目录
Docker官方的容器编排方案swarm mode,在k8s流行的今天有越来越边缘化的趋势,但是swarm mode部署和运维简单,所需的硬件资源要求也小得多,非常适合部署中小型分布式微服务架构的系统。
首先说明一下本文的验证环境:
操作系统:Redhat EL7.6
swarm集群信息:3个manager,22个worker
所用工具清单:
名称 | 版本 | 说明 |
docker | 19.03.13 | 20+同样适用 |
prometheus | 2.26.0 | 该版本官方支持swarm mode服务发现,本文还使用了node-exporter、alertmanager组件 |
cadvisor | 0.37.5 | 可直接部署至宿主机,使用systemctl服务管理 |
grafana | 7.5.5 | 图形化监控信息展示 |
karma | 0.85 | prometheus告警仪表板,展示所有告警信息 |
prometheus-webhook-dingtalk | 1.4.0 | 推送钉钉通知 |
traefik | 2.4.8 | 反向代理grafana,prometheus,karma等ui服务 |
本文所涉及的配置文件可从 https://github.com/cjie001/swarm-monitoring 获取。
1. cadvisor部署
按照目前网上的资料,最新版本的cadvisor以docker stack方式难以部署成功,会遇到 "open /dev/kmsg: no such file or directory" 错误,原因是stack方式部署到swarm集群时,docker-compose.yml的privileged参数设置失效,仅适用于单机docker-compose up模式或docker run方式启动cadvisor,但这样无法利用docker stack的优势,可以用global模式将容器部署到所有docker主机。
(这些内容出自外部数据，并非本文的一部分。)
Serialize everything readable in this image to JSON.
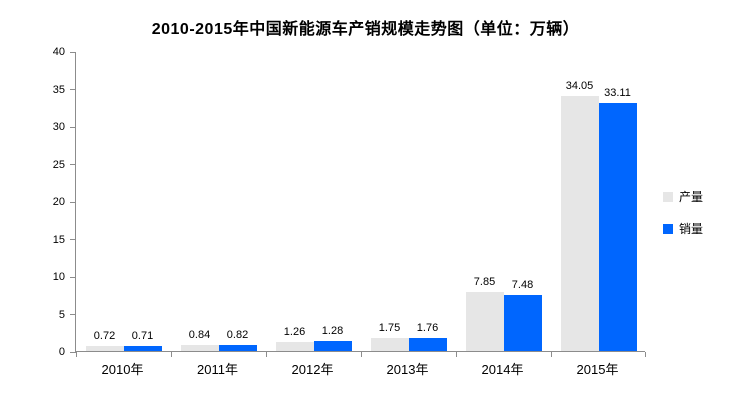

后从github上看到一个巧妙的解决办法:
......
cadvisor:
image: docker:19.0.3
volumes:
- /var/run/docker.sock:/var/run/docker.sock
entrypoint: ["/bin/sh","-c"]
networks:
- cnet
deploy:
mode: global
environment:
- TZ=Asia/Shanghai
- PARENT={{.Task.Name}}
- CHILDNAME={{.Service.Name}}_sidecar.{{.Node.ID}}.{{.Task.ID}}
- CADVISOR_VERSION=v0.37.5
command:
- |
exec docker run -i --rm --network="container:$${PARENT}" \
--env=TZ=Asia/Shanghai \
--volume=/:/rootfs:ro \
--volume=/var/run:/var/run:ro \
--volume=/var/run/docker.sock:/var/run/docker.sock:ro \
--volume=/sys:/sys:ro \
--volume=/var/lib/docker/:/var/lib/docker:ro \
--volume=/dev/disk/:/dev/disk:ro \
--name $${CHILDNAME} \
--privileged \
--device=/dev/kmsg \
cjie001/cadvisor:0.37.5 -docker_only
实际上是以docker stack方式启动docker官方的docker:19.0.13镜像,在其容器内再执行docker run命令来绕过 privileged 参数失效的问题,同时又能够方便地部署到各个节点上。只是采用这种方式,每台主机需要多运行一个docker容器,略占资源。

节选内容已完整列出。